Wikileaks, Assange… traître ou héros ?

Les quatre « implants mentaux » de l’affaire Wikileaks

29 novembre, 2010

Url de l’article original:

http://www.reopen911.info/News/2010/11/29/les-quatre-implants-mentaux-de-laffaire-wikileaks/

 

Avant et même après les dernières révélations du site Wikileaks sur les dessous de la diplomatie mondiale, certains ont parlé de « menace visant l’autorité et la souveraineté démocratiques« , dixit François Baroin, porte-parole du gouvernement français, d’autres ont  parlé de « terrorisme du Web » (comme le ministre italien Frattini), ou encore de « 11-Septembre de la diplomatie internationale« . Pourtant, une fois n’est pas coutume, Julian Assange a fait le choix de s’allier avec de grands médias occidentaux pour « filtrer » le contenu des documents diffusés et éviter ainsi – officiellement – de mettre en danger les  personnes concernées par ces plis ou leurs auteurs. Ces nouvelles révélations de Wikileaks constituent-elles véritablement un choc, un tournant majeur dans le milieu des médias et de la diplomatie comme nous le laissent entendre les mass-médias ?  Si tel est le cas, ce supposé choc cache-t-il des messages fondamentaux, des concepts de base, destinés à nous être inculqués ? Et si oui, lesquels ?  C’est ce que le journaliste indépendant Pino Cabras essaie de déchiffrer dans cet article paru aujourd’hui sur son site Web Megachip.
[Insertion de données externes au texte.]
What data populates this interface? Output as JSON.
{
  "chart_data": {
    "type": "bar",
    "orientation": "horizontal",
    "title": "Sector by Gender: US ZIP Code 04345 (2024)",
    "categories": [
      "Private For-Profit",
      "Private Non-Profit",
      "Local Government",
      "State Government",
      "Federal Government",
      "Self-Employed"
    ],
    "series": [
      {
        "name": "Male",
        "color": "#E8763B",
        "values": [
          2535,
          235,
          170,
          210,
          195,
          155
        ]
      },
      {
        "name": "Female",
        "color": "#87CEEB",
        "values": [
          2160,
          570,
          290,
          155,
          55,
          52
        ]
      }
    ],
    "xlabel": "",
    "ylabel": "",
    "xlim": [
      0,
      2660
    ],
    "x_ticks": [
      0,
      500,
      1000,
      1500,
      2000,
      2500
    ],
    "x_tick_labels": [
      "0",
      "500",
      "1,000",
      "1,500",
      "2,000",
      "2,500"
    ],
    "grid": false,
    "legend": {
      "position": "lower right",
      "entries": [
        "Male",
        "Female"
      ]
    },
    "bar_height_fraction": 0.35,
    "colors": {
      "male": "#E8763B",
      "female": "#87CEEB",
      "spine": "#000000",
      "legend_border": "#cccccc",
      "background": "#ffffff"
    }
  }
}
Les quatre « implants mentaux » de l’affaire Wikileaks

Pino Cabras, sur Megachip le 29 nov. 2010

Alors qu’on nous raconte qu’avec les premières bribes des nouvelles révélations de Wikileaks, nous assistons à l’éclatement du « 11-Septembre de la diplomatie », ou plutôt, « du 11-Septembre d’Internet », il est nécessaire de clarifier une chose : aucun individu, aucune organisation n’est en mesure de lire 250.000 documents en peu de temps. Et donc, ce qui nous parvient est un flux « filtré » de documents. Et ceux qui appliquent ce filtre, pour l’instant, sont ceux qui constituent la vieille machine des médias traditionnels.  S’il s’agissait d’un 11-Septembre, nous serions dans la phase initiale du traumatisme médiatique, celle qui donne l’implant mental(*) (imprinting en anglais), l’apprentissage de base du Nouveau Monde dans lequel nous entrons et des nouvelles croyances auxquelles nous devons adhérer. Une fois les esprits conditionnés par ce choc, les éventuelles relectures faites ultérieurement iront à contre-courant et en cela, partiront défavorisées.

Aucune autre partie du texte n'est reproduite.